А.П.Чехов.Архиерей.

                                    I

 

     Под вербное воскресение в Старо-Петровском монастыре  шла  всенощная.

Когда стали раздавать вербы, то  был  уже  десятый  час  на  исходе,  огни

потускнели, фитили нагорели, было всё, как в тумане. В церковных  сумерках

толпа колыхалась, как море, и преосвященному Петру, который  был  нездоров

уже дня три, казалось, что все лица — и старые, и молодые,  и  мужские,  и

женские — походили одно  на  другое,  у  всех,  кто  подходил  за  вербой,

одинаковое выражение глаз. В  тумане  не  было  видно  дверей,  толпа  всё

двигалась, и похоже было, что ей нет и не будет конца.  Пел  женский  хор,

канон читала монашенка.

     Как было душно, как жарко! Как  долго  шла  всенощная!  Преосвященный

Петр устал. Дыхание у него было тяжелое, частое, сухое,  плечи  болели  от

усталости, ноги дрожали. И  неприятно  волновало,  что  на  хорах  изредка

вскрикивал юродивый. А тут ещё вдруг, точно во сне или в бреду, показалось

преосвященному, будто в  толпе  подошла  к  нему  его  родная  мать  Мария

Тимофеевна, которой он не видел уже девять лет, или  старуха,  похожая  на

мать, и, принявши от него вербу,  отошла  и  всё  время  глядела  на  него

весело, с доброй,  радостной  улыбкой,  пока  не  смешалась  с  толпой.  И

почему-то слезы потекли у него по лицу. На душе  было  покойно,  всё  было

благополучно, но он неподвижно глядел на левый клирос, где читали,  где  в

вечерней мгле уже нельзя было узнать ни одного человека, и — плакал. Слезы

заблестели у него на лице, на бороде.  Вот  вблизи  еще  кто-то  заплакал,

потом дальше кто-то  другой,  потом  еще  и  еще,  и  мало-помалу  церковь

наполнилась тихим плачем. А немного погодя, минут через  пять,  монашеский

хор пел, уже не плакали, всё было по-прежнему.

     Скоро и служба кончилась. Когда  архиерей  садился  в  карету,  чтобы

ехать домой, то по всему  саду,  освещенному  луной,  разливался  веселый,

красивый звон дорогих, тяжелых колоколов. Белые  стены,  белые  кресты  на

могилах, белые березы и черные тени и далекая луна на небе,  стоявшая  как

раз над монастырем, казалось теперь жили своей особой жизнью,  непонятной,

но близкой человеку. Был апрель в начале, и после  теплого  весеннего  дня

стало  прохладно,  слегка  подморозило,  и  в  мягком   холодном   воздухе

чувствовалось дыхание весны. Дорога от монастыря до города шла  по  песку,

надо было ехать шагом; и по обе стороны кареты, в лунном  свете,  ярком  и

покойном, плелись по песку богомольны. И  все  молчали,  задумавшись,  всё

было кругом приветливо, молодо, так близко, всё — и деревья и небо, и даже

луна, и хотелось думать, что так будет всегда.

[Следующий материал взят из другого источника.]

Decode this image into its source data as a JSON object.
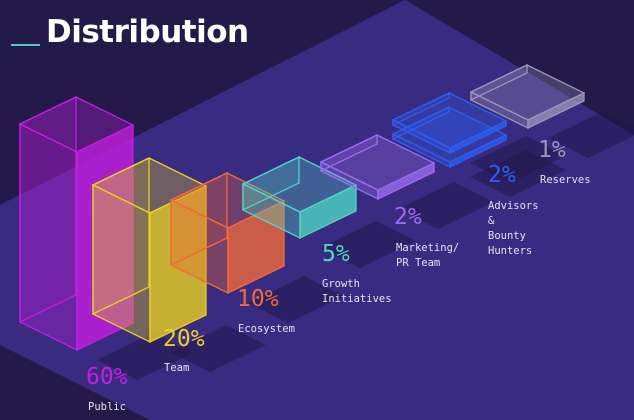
{
  "title": "Distribution",
  "chart_data": {
    "type": "bar",
    "style": "isometric-3d",
    "title": "Distribution",
    "categories": [
      "Public",
      "Team",
      "Ecosystem",
      "Growth\nInitiatives",
      "Marketing/\nPR Team",
      "Advisors\n&\nBounty\nHunters",
      "Reserves"
    ],
    "values": [
      60,
      20,
      10,
      5,
      2,
      2,
      1
    ],
    "value_labels": [
      "60%",
      "20%",
      "10%",
      "5%",
      "2%",
      "2%",
      "1%"
    ],
    "colors": [
      "#c41ee0",
      "#e9d21f",
      "#f06a3a",
      "#4fd6c2",
      "#9b6cf0",
      "#2c5ef0",
      "#9c94b8"
    ],
    "grid": false,
    "legend": "none"
  }
}
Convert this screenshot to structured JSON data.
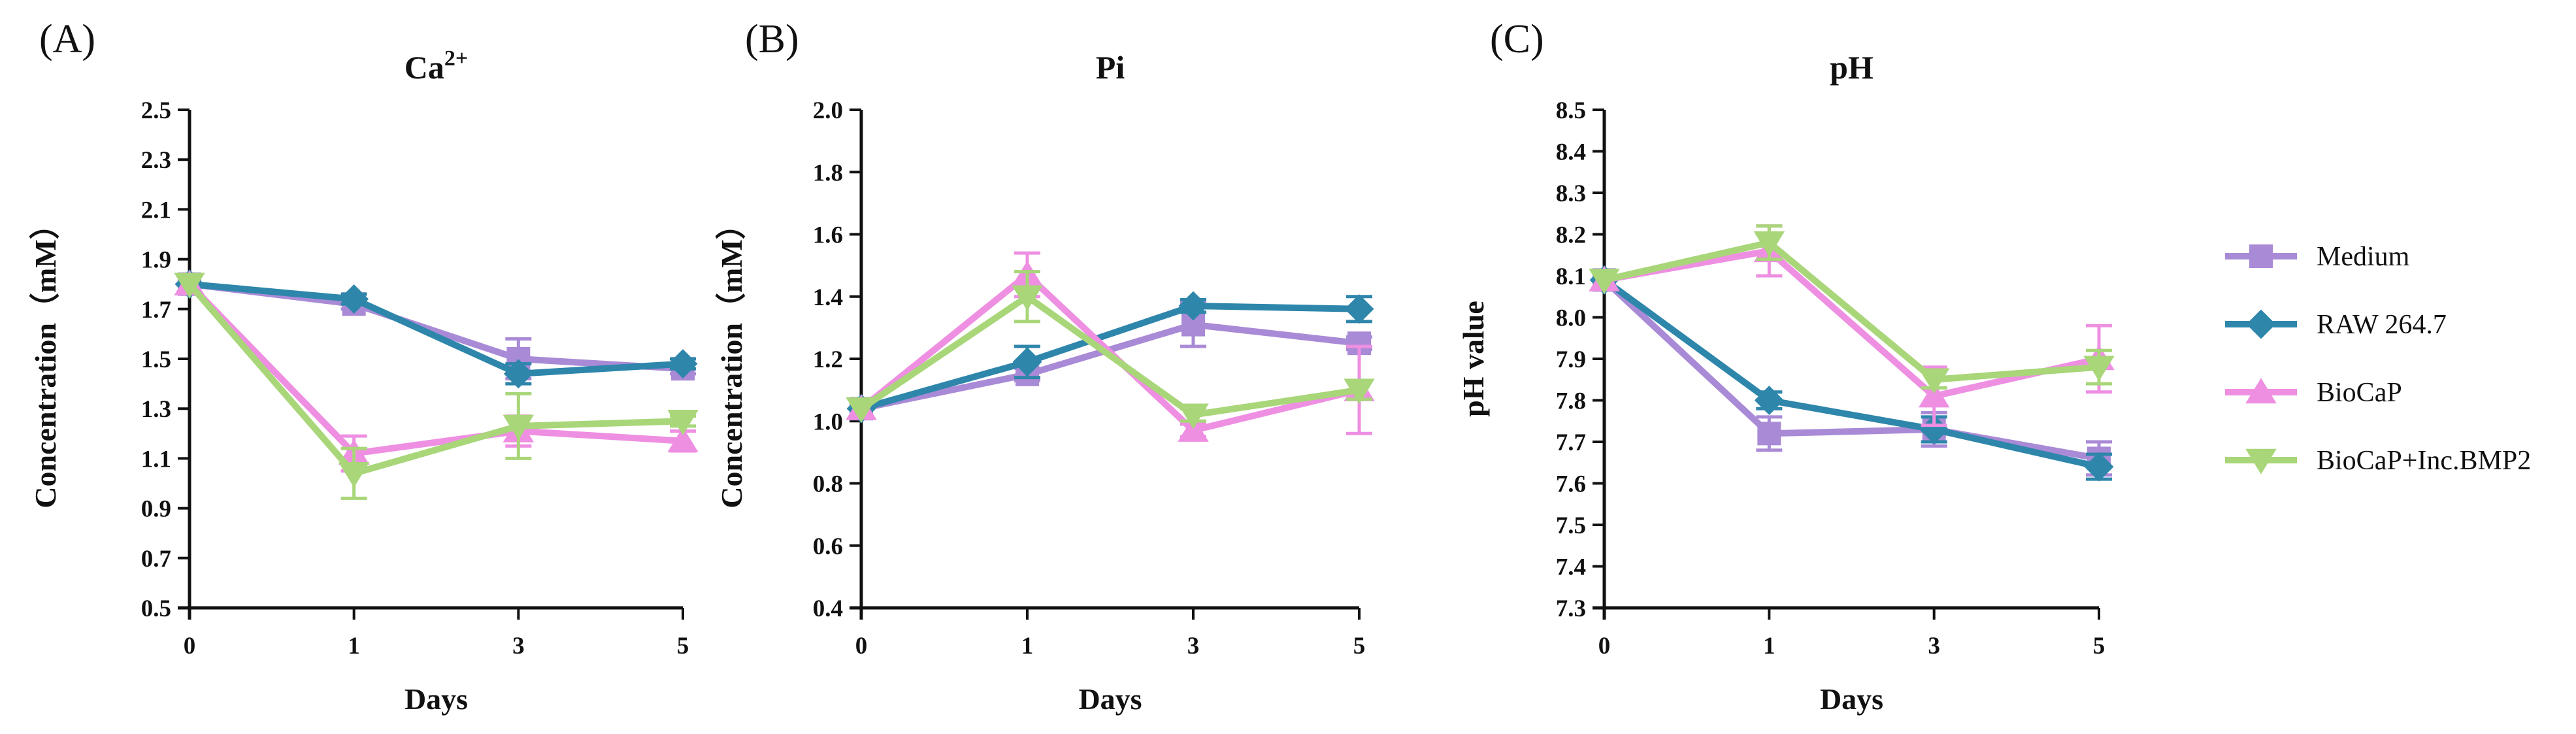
{
  "panels": [
    {
      "letter": "(A)"
    },
    {
      "letter": "(B)"
    },
    {
      "letter": "(C)"
    }
  ],
  "legend": {
    "items": [
      {
        "label": "Medium",
        "color": "#a98ad6",
        "marker": "square"
      },
      {
        "label": "RAW 264.7",
        "color": "#2e86ab",
        "marker": "diamond"
      },
      {
        "label": "BioCaP",
        "color": "#ee8fe2",
        "marker": "triangle-up"
      },
      {
        "label": "BioCaP+Inc.BMP2",
        "color": "#a8d679",
        "marker": "triangle-down"
      }
    ]
  },
  "chart_data": [
    {
      "type": "line",
      "title": "Ca",
      "title_superscript": "2+",
      "xlabel": "Days",
      "ylabel": "Concentration（mM）",
      "categories": [
        "0",
        "1",
        "3",
        "5"
      ],
      "ylim": [
        0.5,
        2.5
      ],
      "yticks": [
        "0.5",
        "0.7",
        "0.9",
        "1.1",
        "1.3",
        "1.5",
        "1.7",
        "1.9",
        "2.1",
        "2.3",
        "2.5"
      ],
      "series": [
        {
          "name": "Medium",
          "values": [
            1.8,
            1.72,
            1.5,
            1.46
          ],
          "errors": [
            0,
            0.02,
            0.08,
            0.02
          ]
        },
        {
          "name": "RAW 264.7",
          "values": [
            1.8,
            1.74,
            1.44,
            1.48
          ],
          "errors": [
            0,
            0.02,
            0.04,
            0.02
          ]
        },
        {
          "name": "BioCaP",
          "values": [
            1.8,
            1.12,
            1.21,
            1.17
          ],
          "errors": [
            0,
            0.07,
            0.06,
            0.04
          ]
        },
        {
          "name": "BioCaP+Inc.BMP2",
          "values": [
            1.8,
            1.04,
            1.23,
            1.25
          ],
          "errors": [
            0,
            0.1,
            0.13,
            0.02
          ]
        }
      ]
    },
    {
      "type": "line",
      "title": "Pi",
      "xlabel": "Days",
      "ylabel": "Concentration（mM）",
      "categories": [
        "0",
        "1",
        "3",
        "5"
      ],
      "ylim": [
        0.4,
        2.0
      ],
      "yticks": [
        "0.4",
        "0.6",
        "0.8",
        "1.0",
        "1.2",
        "1.4",
        "1.6",
        "1.8",
        "2.0"
      ],
      "series": [
        {
          "name": "Medium",
          "values": [
            1.04,
            1.15,
            1.31,
            1.25
          ],
          "errors": [
            0,
            0.02,
            0.07,
            0.02
          ]
        },
        {
          "name": "RAW 264.7",
          "values": [
            1.04,
            1.19,
            1.37,
            1.36
          ],
          "errors": [
            0,
            0.05,
            0.02,
            0.04
          ]
        },
        {
          "name": "BioCaP",
          "values": [
            1.04,
            1.47,
            0.97,
            1.1
          ],
          "errors": [
            0,
            0.07,
            0.02,
            0.14
          ]
        },
        {
          "name": "BioCaP+Inc.BMP2",
          "values": [
            1.04,
            1.4,
            1.02,
            1.1
          ],
          "errors": [
            0,
            0.08,
            0.02,
            0.03
          ]
        }
      ]
    },
    {
      "type": "line",
      "title": "pH",
      "xlabel": "Days",
      "ylabel": "pH value",
      "categories": [
        "0",
        "1",
        "3",
        "5"
      ],
      "ylim": [
        7.3,
        8.5
      ],
      "yticks": [
        "7.3",
        "7.4",
        "7.5",
        "7.6",
        "7.7",
        "7.8",
        "7.9",
        "8.0",
        "8.1",
        "8.2",
        "8.3",
        "8.4",
        "8.5"
      ],
      "series": [
        {
          "name": "Medium",
          "values": [
            8.09,
            7.72,
            7.73,
            7.66
          ],
          "errors": [
            0,
            0.04,
            0.04,
            0.04
          ]
        },
        {
          "name": "RAW 264.7",
          "values": [
            8.09,
            7.8,
            7.73,
            7.64
          ],
          "errors": [
            0,
            0.02,
            0.03,
            0.03
          ]
        },
        {
          "name": "BioCaP",
          "values": [
            8.09,
            8.16,
            7.81,
            7.9
          ],
          "errors": [
            0,
            0.06,
            0.07,
            0.08
          ]
        },
        {
          "name": "BioCaP+Inc.BMP2",
          "values": [
            8.09,
            8.18,
            7.85,
            7.88
          ],
          "errors": [
            0,
            0.04,
            0.02,
            0.04
          ]
        }
      ]
    }
  ]
}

     Наконец карета въехала в город, покатила по главной улице. Лавки были

уже заперты, и только у купца Еракина, миллионера, пробовали электрическое

освещение, которое сильно мигало, и  около  толпился  народ.  Потом  пошли

широкие, темные  улицы,  одна  за  другою,  безлюдные,  земское  шоссе  за

городом, поле,  запахло  сосной.  И  вдруг  выросла  перед  глазами  белая

зубчатая стена, а за нею высокая колокольня, вся залитая светом, и рядом с

ней пять больших, золотых, блестящих глав, — это Панкратиевский монастырь,

в котором жил преосвященный Петр. И тут также высоко над монастырем тихая,

задумчивая луна. Карета въехала в  ворота,  скрипя  по  песку,  кое-где  в

лунном свете  замелькали  черные  монашеские  фигуры,  слышались  шаги  по

каменным плитам…

     — А тут, ваше преосвященство, ваша мамаша без вас приехали, — доложил

келейник, когда преосвященный входил к себе.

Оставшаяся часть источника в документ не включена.